Caso street racing
Ago 26, 2009 Destaques
Cinco anos e meio de prisão para Neutel Mendes, o principal arguido do processo de street racing que tem vindo a decorrer na Vara Mista do Tribunal de Setúbal, foi condenado, em cúmulo jurídico, a uma pena de cinco anos e seis meses de prisão pelos crimes de que era acusado.
Neutel Mendes foi acusado de três crimes de homicídio involuntário por negligência consciente grosseira, sendo-lhe aplicada a pena de dois anos por cada um destes crimes; um ano e dez meses por condução perigosa; oito meses por ofensa à integridade física simples e dez meses de prisão por condução sem carta o que, em cúmulo jurídico, representa a pena única de cinco anos e seis meses de prisão. No entanto, a imediata apresentação de recurso para o Tribunal da Relação de Évora feita pela a dvogada do arguido, Graça Rodrigues, vai deixá-lo em casa, com a medida de coacção a que estava sujeito, ou seja, com pulseira electrónica que só lhe permitia sair de casa para ir trabalhar. A apresentação de recurso é motivada, segundo Graça Rodrigues, para o facto do arguido “não poder ser condenado duas vezes pelo mesmo crime” uma vez que, segundo declarou à saída da sala do Tribunal, Neutel foi condenado “pelos homicídios e por ofensas corporais à parte” pelo que, no seu entender, “está a ser condenado duas vezes pelo mesmo crime”. Por outro lado, a advogada de Neutel defende ainda uma pena inferior aquela que foi aplicada ao arguido, “até porque ele já tem dezoito meses cumpridos”.
Relativamente aos arguidos Carlos Fonseca e Mack Juvenal, o Tribunal aplicou-lhes, respectivamente, a pena de catorze e dez meses de prisão, a ambos suspensa por um período de três anos. Estes dois arguidos vão ainda ter que pagar à Prevenção Rodoviária Portuguesa as quantias de 2.000 e 1.250 euros, respectivamente, para além de ambos terem que prestar serviço de voluntariado na Unidade de Poli-traumatizados do Hospital do Outão.
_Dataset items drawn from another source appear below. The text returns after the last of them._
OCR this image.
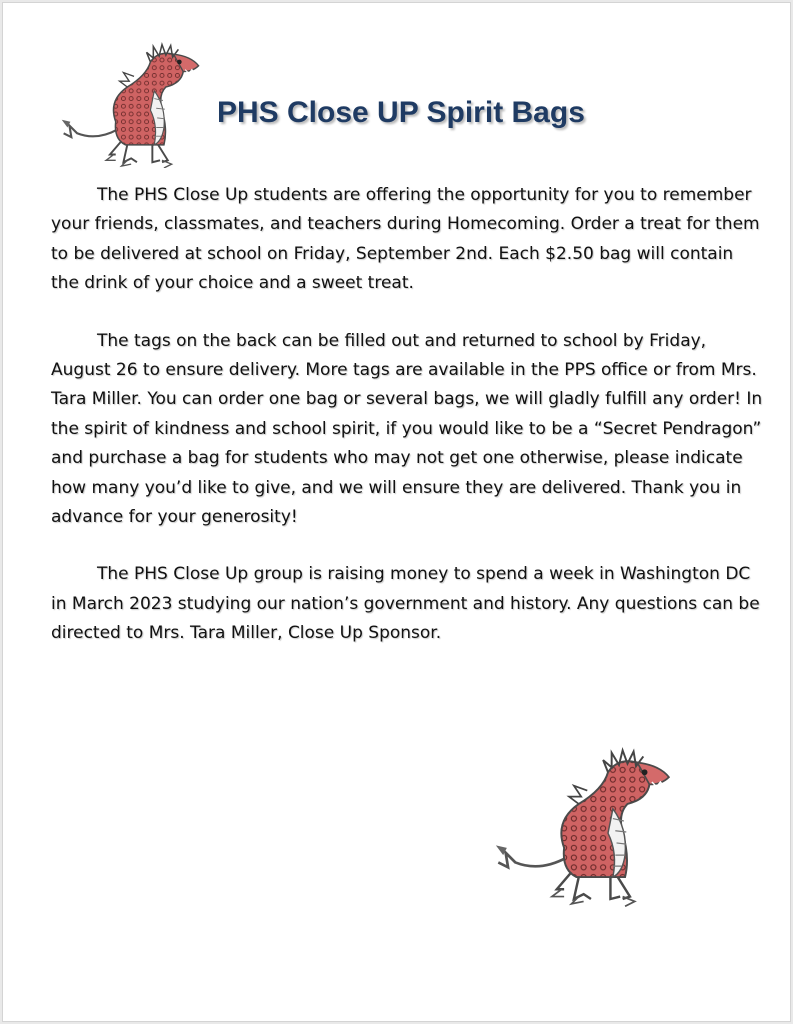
PHS Close UP Spirit Bags

The PHS Close Up students are offering the opportunity for you to remember your friends, classmates, and teachers during Homecoming. Order a treat for them to be delivered at school on Friday, September 2nd. Each $2.50 bag will contain the drink of your choice and a sweet treat.

The tags on the back can be filled out and returned to school by Friday, August 26 to ensure delivery. More tags are available in the PPS office or from Mrs. Tara Miller. You can order one bag or several bags, we will gladly fulfill any order! In the spirit of kindness and school spirit, if you would like to be a “Secret Pendragon” and purchase a bag for students who may not get one otherwise, please indicate how many you’d like to give, and we will ensure they are delivered. Thank you in advance for your generosity!

The PHS Close Up group is raising money to spend a week in Washington DC in March 2023 studying our nation’s government and history. Any questions can be directed to Mrs. Tara Miller, Close Up Sponsor.
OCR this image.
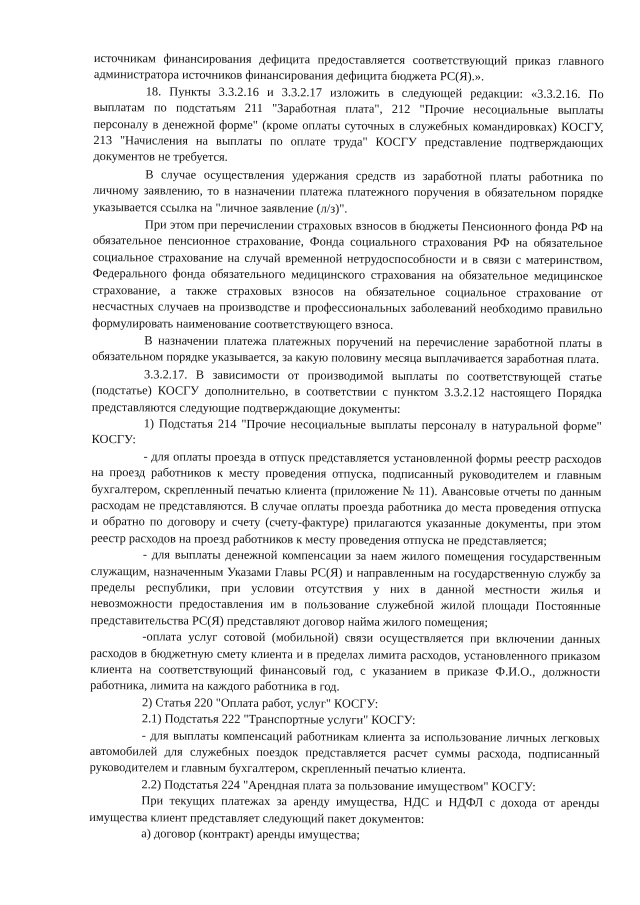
источникам финансирования дефицита предоставляется соответствующий приказ главного администратора источников финансирования дефицита бюджета РС(Я).».

18. Пункты 3.3.2.16 и 3.3.2.17 изложить в следующей редакции: «3.3.2.16. По выплатам по подстатьям 211 "Заработная плата", 212 "Прочие несоциальные выплаты персоналу в денежной форме" (кроме оплаты суточных в служебных командировках) КОСГУ, 213 "Начисления на выплаты по оплате труда" КОСГУ представление подтверждающих документов не требуется.

В случае осуществления удержания средств из заработной платы работника по личному заявлению, то в назначении платежа платежного поручения в обязательном порядке указывается ссылка на "личное заявление (л/з)".

При этом при перечислении страховых взносов в бюджеты Пенсионного фонда РФ на обязательное пенсионное страхование, Фонда социального страхования РФ на обязательное социальное страхование на случай временной нетрудоспособности и в связи с материнством, Федерального фонда обязательного медицинского страхования на обязательное медицинское страхование, а также страховых взносов на обязательное социальное страхование от несчастных случаев на производстве и профессиональных заболеваний необходимо правильно формулировать наименование соответствующего взноса.

В назначении платежа платежных поручений на перечисление заработной платы в обязательном порядке указывается, за какую половину месяца выплачивается заработная плата.

3.3.2.17. В зависимости от производимой выплаты по соответствующей статье (подстатье) КОСГУ дополнительно, в соответствии с пунктом 3.3.2.12 настоящего Порядка представляются следующие подтверждающие документы:

1) Подстатья 214 "Прочие несоциальные выплаты персоналу в натуральной форме" КОСГУ:

- для оплаты проезда в отпуск представляется установленной формы реестр расходов на проезд работников к месту проведения отпуска, подписанный руководителем и главным бухгалтером, скрепленный печатью клиента (приложение № 11). Авансовые отчеты по данным расходам не представляются. В случае оплаты проезда работника до места проведения отпуска и обратно по договору и счету (счету-фактуре) прилагаются указанные документы, при этом реестр расходов на проезд работников к месту проведения отпуска не представляется;

- для выплаты денежной компенсации за наем жилого помещения государственным служащим, назначенным Указами Главы РС(Я) и направленным на государственную службу за пределы республики, при условии отсутствия у них в данной местности жилья и невозможности предоставления им в пользование служебной жилой площади Постоянные представительства РС(Я) представляют договор найма жилого помещения;

-оплата услуг сотовой (мобильной) связи осуществляется при включении данных расходов в бюджетную смету клиента и в пределах лимита расходов, установленного приказом клиента на соответствующий финансовый год, с указанием в приказе Ф.И.О., должности работника, лимита на каждого работника в год.

2) Статья 220 "Оплата работ, услуг" КОСГУ:

2.1) Подстатья 222 "Транспортные услуги" КОСГУ:

- для выплаты компенсаций работникам клиента за использование личных легковых автомобилей для служебных поездок представляется расчет суммы расхода, подписанный руководителем и главным бухгалтером, скрепленный печатью клиента.

2.2) Подстатья 224 "Арендная плата за пользование имуществом" КОСГУ:

При текущих платежах за аренду имущества, НДС и НДФЛ с дохода от аренды имущества клиент представляет следующий пакет документов:

а) договор (контракт) аренды имущества;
O Tribunal considerou ainda o veículo de Mack Juvenal – que não possui carta de condução – reverte a favor do Estado, enquanto que Carlos Fonseca vai ficar inibido de conduzir pelo período de ano e meio.
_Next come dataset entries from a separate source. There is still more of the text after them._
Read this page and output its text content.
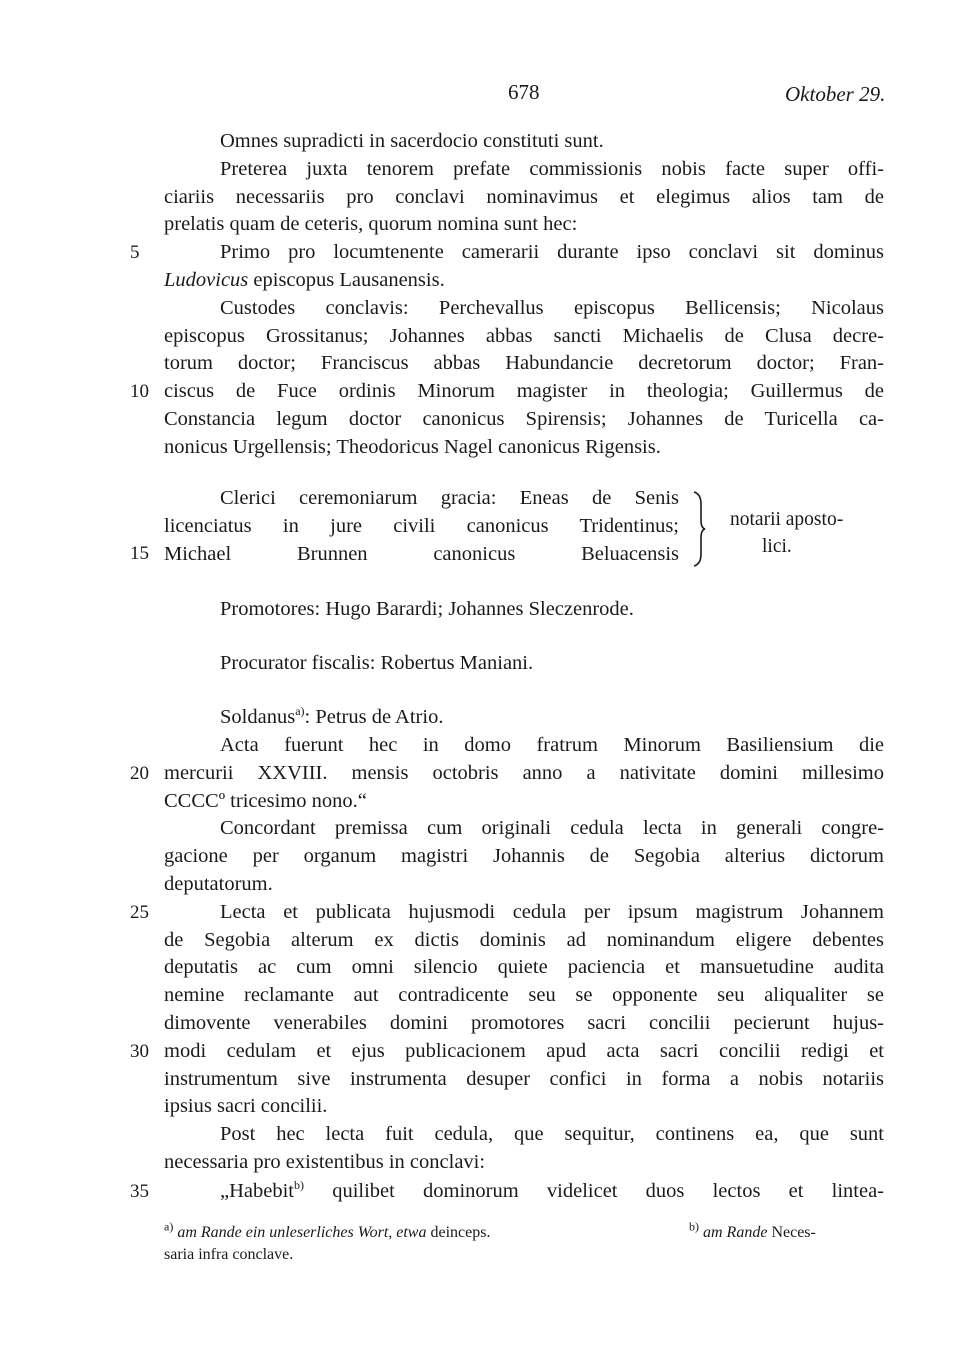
678	Oktober 29.
Omnes supradicti in sacerdocio constituti sunt.
Preterea juxta tenorem prefate commissionis nobis facte super offi-
ciariis necessariis pro conclavi nominavimus et elegimus alios tam de
prelatis quam de ceteris, quorum nomina sunt hec:
5	Primo pro locumtenente camerarii durante ipso conclavi sit dominus
Ludovicus episcopus Lausanensis.
Custodes conclavis: Perchevallus episcopus Bellicensis; Nicolaus
episcopus Grossitanus; Johannes abbas sancti Michaelis de Clusa decre-
torum doctor; Franciscus abbas Habundancie decretorum doctor; Fran-
10 ciscus de Fuce ordinis Minorum magister in theologia; Guillermus de
Constancia legum doctor canonicus Spirensis; Johannes de Turicella ca-
nonicus Urgellensis; Theodoricus Nagel canonicus Rigensis.
Clerici ceremoniarum gracia: Eneas de Senis
licenciatus in jure civili canonicus Tridentinus;
15 Michael Brunnen canonicus Beluacensis
notarii aposto-
lici.
Promotores: Hugo Barardi; Johannes Sleczenrode.
Procurator fiscalis: Robertus Maniani.
Soldanus$^{a)}$: Petrus de Atrio.
Acta fuerunt hec in domo fratrum Minorum Basiliensium die
20 mercurii XXVIII. mensis octobris anno a nativitate domini millesimo
CCCCº tricesimo nono.“
Concordant premissa cum originali cedula lecta in generali congre-
gacione per organum magistri Johannis de Segobia alterius dictorum
deputatorum.
25	Lecta et publicata hujusmodi cedula per ipsum magistrum Johannem
de Segobia alterum ex dictis dominis ad nominandum eligere debentes
deputatis ac cum omni silencio quiete paciencia et mansuetudine audita
nemine reclamante aut contradicente seu se opponente seu aliqualiter se
dimovente venerabiles domini promotores sacri concilii pecierunt hujus-
30 modi cedulam et ejus publicacionem apud acta sacri concilii redigi et
instrumentum sive instrumenta desuper confici in forma a nobis notariis
ipsius sacri concilii.
Post hec lecta fuit cedula, que sequitur, continens ea, que sunt
necessaria pro existentibus in conclavi:
35	„Habebit$^{b)}$ quilibet dominorum videlicet duos lectos et lintea-
$^{a)}$ am Rande ein unleserliches Wort, etwa deinceps.	$^{b)}$ am Rande Neces-
saria infra conclave.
Cecília Claudino, advogada de Carlos Fonseca, considerou que a pena suspensa aplicada ao arguido havia “sido justa”, não ponderando a hipótese de recurso, enquanto que o advogado da família das vítimas elogiou a decisão do Tribunal, considerando-a “inteligente e com uma grande carga pedagógica” o que, realçou, “não é frequente na justiça portuguesa”. Para Álvaro Luís, “ainda é cedo para dizer se a pena é ou não leve”.
Já após a leitura da sentença, a presidente do colectivo de juizes Anabela Campos disse esperar que a pena que foi aplicada aos arguidos sirva de motivo de reflexão para que “não voltem a cometer actos” desta natureza -que na sentença estava classificado de “atitude leviana” – e também como factor “dissuasor de outros indivíduos em enveredar pelo mesmo tipo de conduta” e interrogou-se: “como é que jovens passam as tardes de fim-de-semana a colocarem a sua própria vida e a vida de outras pessoas em risco?” para finalizar com o comentário: “o que só demonstra como empobrecida está a nossa sociedade”.